Single-Crystalline Scandium Nitride:
Researchers at Bengaluru’s Jawaharlal Nehru Centre for Advanced Scientific Research (JNCASR) have discovered a new material called “single-crystalline scandium nitride (ScN)” that can convert infrared light into renewable energy.
- To accomplish this feat, scientists used a scientific phenomenon known as polariton excitations, which occur in tailored materials when light couples with either collective free electron oscillations or polar lattice vibrations.
- Infrared light is beyond the light range that is visible to the human eye, and falls between the visible light and microwave regions (the wavelength is longer than visible light).
- Infrared sources, emitters, and sensors are in high demand across a wide range of industries, including electronics, healthcare, defense and security, and energy, further infrared polaritons in scandium nitride will enable its use in a variety of such devices.
Key Highlights of Single-Crystalline Scandium Nitride (ScN):
- It has high efficiency in emitting, detecting, and modulating infrared light, making it useful for solar and thermal energy harvesting, as well as optical communication devices.

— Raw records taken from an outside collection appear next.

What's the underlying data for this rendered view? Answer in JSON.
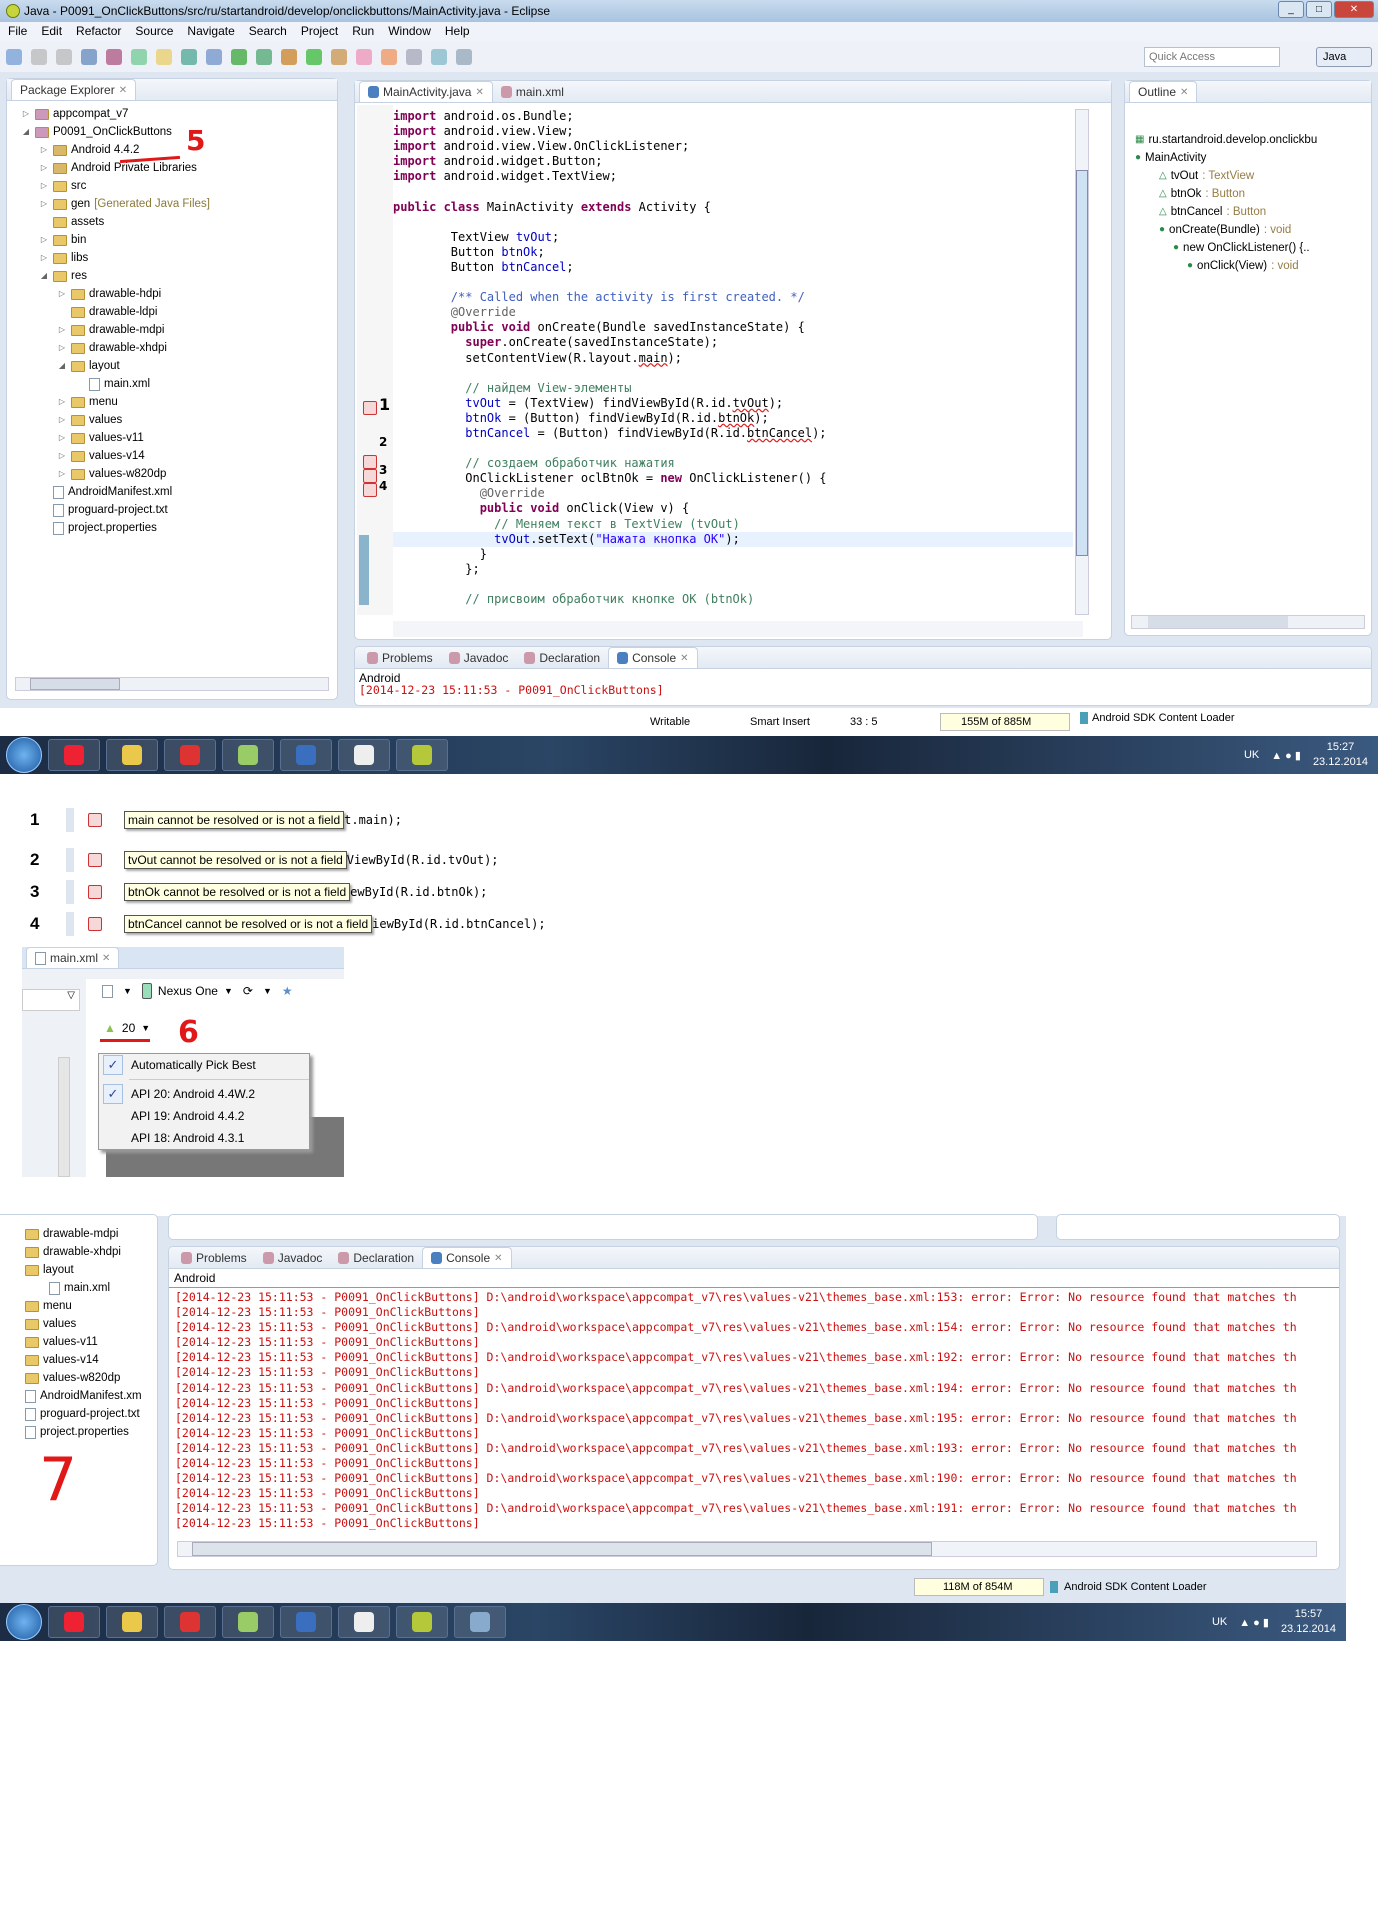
{
  "window": {
    "title": "Java - P0091_OnClickButtons/src/ru/startandroid/develop/onclickbuttons/MainActivity.java - Eclipse"
  },
  "menu": [
    "File",
    "Edit",
    "Refactor",
    "Source",
    "Navigate",
    "Search",
    "Project",
    "Run",
    "Window",
    "Help"
  ],
  "toolbar": {
    "quick_access_placeholder": "Quick Access",
    "perspective": "Java"
  },
  "package_explorer": {
    "title": "Package Explorer",
    "items": [
      {
        "label": "appcompat_v7",
        "depth": 0,
        "kind": "project",
        "exp": "closed"
      },
      {
        "label": "P0091_OnClickButtons",
        "depth": 0,
        "kind": "project",
        "exp": "open"
      },
      {
        "label": "Android 4.4.2",
        "depth": 1,
        "kind": "lib",
        "exp": "closed"
      },
      {
        "label": "Android Private Libraries",
        "depth": 1,
        "kind": "lib",
        "exp": "closed"
      },
      {
        "label": "src",
        "depth": 1,
        "kind": "folder",
        "exp": "closed"
      },
      {
        "label": "gen",
        "extra": "[Generated Java Files]",
        "depth": 1,
        "kind": "folder",
        "exp": "closed"
      },
      {
        "label": "assets",
        "depth": 1,
        "kind": "folder",
        "exp": ""
      },
      {
        "label": "bin",
        "depth": 1,
        "kind": "folder",
        "exp": "closed"
      },
      {
        "label": "libs",
        "depth": 1,
        "kind": "folder",
        "exp": "closed"
      },
      {
        "label": "res",
        "depth": 1,
        "kind": "folder",
        "exp": "open"
      },
      {
        "label": "drawable-hdpi",
        "depth": 2,
        "kind": "folder",
        "exp": "closed"
      },
      {
        "label": "drawable-ldpi",
        "depth": 2,
        "kind": "folder",
        "exp": ""
      },
      {
        "label": "drawable-mdpi",
        "depth": 2,
        "kind": "folder",
        "exp": "closed"
      },
      {
        "label": "drawable-xhdpi",
        "depth": 2,
        "kind": "folder",
        "exp": "closed"
      },
      {
        "label": "layout",
        "depth": 2,
        "kind": "folder",
        "exp": "open"
      },
      {
        "label": "main.xml",
        "depth": 3,
        "kind": "file",
        "exp": ""
      },
      {
        "label": "menu",
        "depth": 2,
        "kind": "folder",
        "exp": "closed"
      },
      {
        "label": "values",
        "depth": 2,
        "kind": "folder",
        "exp": "closed"
      },
      {
        "label": "values-v11",
        "depth": 2,
        "kind": "folder",
        "exp": "closed"
      },
      {
        "label": "values-v14",
        "depth": 2,
        "kind": "folder",
        "exp": "closed"
      },
      {
        "label": "values-w820dp",
        "depth": 2,
        "kind": "folder",
        "exp": "closed"
      },
      {
        "label": "AndroidManifest.xml",
        "depth": 1,
        "kind": "file",
        "exp": ""
      },
      {
        "label": "proguard-project.txt",
        "depth": 1,
        "kind": "file",
        "exp": ""
      },
      {
        "label": "project.properties",
        "depth": 1,
        "kind": "file",
        "exp": ""
      }
    ]
  },
  "editor": {
    "tabs": [
      "MainActivity.java",
      "main.xml"
    ]
  },
  "outline": {
    "title": "Outline",
    "items": [
      {
        "label": "ru.startandroid.develop.onclickbu",
        "type": "",
        "depth": 0
      },
      {
        "label": "MainActivity",
        "type": "",
        "depth": 0
      },
      {
        "label": "tvOut",
        "type": " : TextView",
        "depth": 1
      },
      {
        "label": "btnOk",
        "type": " : Button",
        "depth": 1
      },
      {
        "label": "btnCancel",
        "type": " : Button",
        "depth": 1
      },
      {
        "label": "onCreate(Bundle)",
        "type": " : void",
        "depth": 1
      },
      {
        "label": "new OnClickListener() {..",
        "type": "",
        "depth": 2
      },
      {
        "label": "onClick(View)",
        "type": " : void",
        "depth": 3
      }
    ]
  },
  "bottom_tabs": [
    "Problems",
    "Javadoc",
    "Declaration",
    "Console"
  ],
  "console": {
    "label": "Android",
    "partial_line": "[2014-12-23 15:11:53 - P0091_OnClickButtons]",
    "lines": [
      "[2014-12-23 15:11:53 - P0091_OnClickButtons] D:\\android\\workspace\\appcompat_v7\\res\\values-v21\\themes_base.xml:153: error: Error: No resource found that matches th",
      "[2014-12-23 15:11:53 - P0091_OnClickButtons]",
      "[2014-12-23 15:11:53 - P0091_OnClickButtons] D:\\android\\workspace\\appcompat_v7\\res\\values-v21\\themes_base.xml:154: error: Error: No resource found that matches th",
      "[2014-12-23 15:11:53 - P0091_OnClickButtons]",
      "[2014-12-23 15:11:53 - P0091_OnClickButtons] D:\\android\\workspace\\appcompat_v7\\res\\values-v21\\themes_base.xml:192: error: Error: No resource found that matches th",
      "[2014-12-23 15:11:53 - P0091_OnClickButtons]",
      "[2014-12-23 15:11:53 - P0091_OnClickButtons] D:\\android\\workspace\\appcompat_v7\\res\\values-v21\\themes_base.xml:194: error: Error: No resource found that matches th",
      "[2014-12-23 15:11:53 - P0091_OnClickButtons]",
      "[2014-12-23 15:11:53 - P0091_OnClickButtons] D:\\android\\workspace\\appcompat_v7\\res\\values-v21\\themes_base.xml:195: error: Error: No resource found that matches th",
      "[2014-12-23 15:11:53 - P0091_OnClickButtons]",
      "[2014-12-23 15:11:53 - P0091_OnClickButtons] D:\\android\\workspace\\appcompat_v7\\res\\values-v21\\themes_base.xml:193: error: Error: No resource found that matches th",
      "[2014-12-23 15:11:53 - P0091_OnClickButtons]",
      "[2014-12-23 15:11:53 - P0091_OnClickButtons] D:\\android\\workspace\\appcompat_v7\\res\\values-v21\\themes_base.xml:190: error: Error: No resource found that matches th",
      "[2014-12-23 15:11:53 - P0091_OnClickButtons]",
      "[2014-12-23 15:11:53 - P0091_OnClickButtons] D:\\android\\workspace\\appcompat_v7\\res\\values-v21\\themes_base.xml:191: error: Error: No resource found that matches th",
      "[2014-12-23 15:11:53 - P0091_OnClickButtons]"
    ]
  },
  "status": {
    "writable": "Writable",
    "insert": "Smart Insert",
    "position": "33 : 5",
    "memory": "155M of 885M",
    "memory2": "118M of 854M",
    "loader": "Android SDK Content Loader"
  },
  "taskbar": {
    "lang": "UK",
    "time": "15:27",
    "date": "23.12.2014",
    "time2": "15:57",
    "date2": "23.12.2014"
  },
  "errors": [
    {
      "num": "1",
      "msg": "main cannot be resolved or is not a field",
      "code": "t.main);"
    },
    {
      "num": "2",
      "msg": "tvOut cannot be resolved or is not a field",
      "code": "ViewById(R.id.tvOut);"
    },
    {
      "num": "3",
      "msg": "btnOk cannot be resolved or is not a field",
      "code": "ewById(R.id.btnOk);"
    },
    {
      "num": "4",
      "msg": "btnCancel cannot be resolved or is not a field",
      "code": "iewById(R.id.btnCancel);"
    }
  ],
  "layout_editor": {
    "tab": "main.xml",
    "device": "Nexus One",
    "api": "20",
    "menu": [
      "Automatically Pick Best",
      "API 20: Android 4.4W.2",
      "API 19: Android 4.4.2",
      "API 18: Android 4.3.1"
    ],
    "checked": [
      0,
      1
    ]
  },
  "annotations": {
    "a1": "1",
    "a2": "2",
    "a3": "3",
    "a4": "4",
    "a5": "5",
    "a6": "6",
    "a7": "7"
  },
  "lower_tree": [
    "drawable-mdpi",
    "drawable-xhdpi",
    "layout",
    "main.xml",
    "menu",
    "values",
    "values-v11",
    "values-v14",
    "values-w820dp",
    "AndroidManifest.xm",
    "proguard-project.txt",
    "project.properties"
  ]
}
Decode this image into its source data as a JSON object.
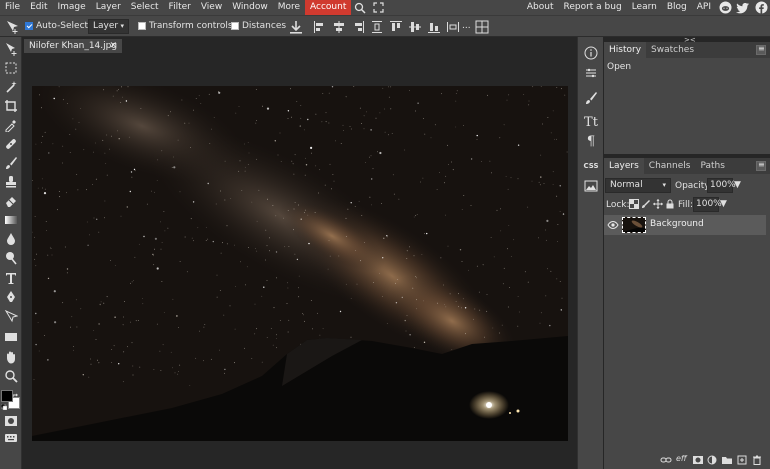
{
  "menu": {
    "items": [
      "File",
      "Edit",
      "Image",
      "Layer",
      "Select",
      "Filter",
      "View",
      "Window",
      "More",
      "Account"
    ],
    "right_links": [
      "About",
      "Report a bug",
      "Learn",
      "Blog",
      "API"
    ],
    "social_icons": [
      "reddit-icon",
      "twitter-icon",
      "facebook-icon"
    ]
  },
  "options": {
    "auto_select_label": "Auto-Select",
    "auto_select_checked": true,
    "select_mode": "Layer",
    "transform_controls_label": "Transform controls",
    "distances_label": "Distances",
    "more": "..."
  },
  "document": {
    "tab_title": "Nilofer Khan_14.jpg",
    "close": "✕"
  },
  "history_panel": {
    "tabs": [
      "History",
      "Swatches"
    ],
    "items": [
      "Open"
    ]
  },
  "layers_panel": {
    "tabs": [
      "Layers",
      "Channels",
      "Paths"
    ],
    "blend_mode": "Normal",
    "opacity_label": "Opacity:",
    "opacity_value": "100%",
    "lock_label": "Lock:",
    "fill_label": "Fill:",
    "fill_value": "100%",
    "layers": [
      {
        "name": "Background",
        "visible": true
      }
    ],
    "footer_labels": [
      "eff"
    ]
  },
  "side_strip": {
    "collapse_arrows": [
      "<>",
      "><"
    ],
    "css_label": "CSS"
  },
  "colors": {
    "accent": "#d03a2f",
    "menubar": "#474747",
    "workspace": "#262626",
    "selected_layer": "#5b5b5b",
    "foreground": "#000000",
    "background": "#ffffff"
  }
}
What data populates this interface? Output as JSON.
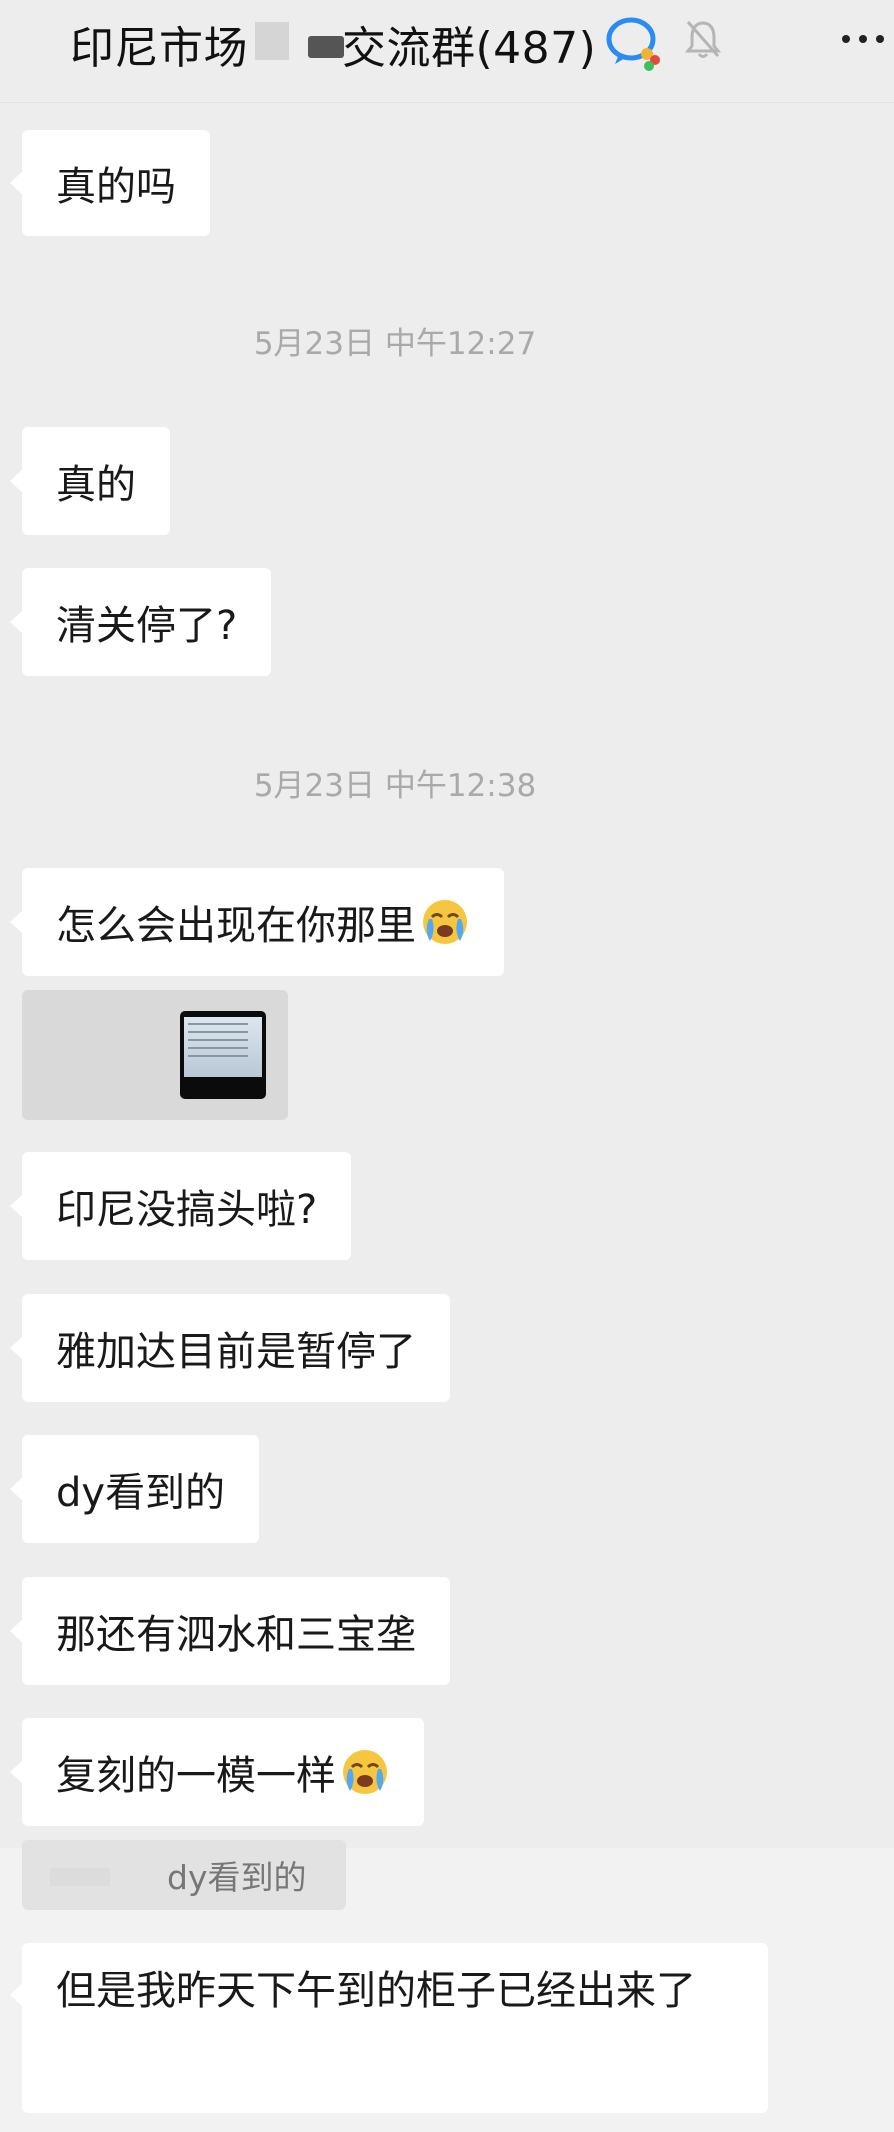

- Scientists have carefully controlled material properties to excite polaritons (a quasi-particle) and achieve strong light-matter interactions in single-crystalline scandium nitride (ScN) using infrared light.
- As these polaritons in ScN are also compatible with modern complementary-metal-oxide-semiconductor (CMOS) or Si-chip technology and, as such, could be easily integrated into on-chip optical communication devices.
- These exotic polaritons in the ScN can be utilized for solar and thermal energy harvesting.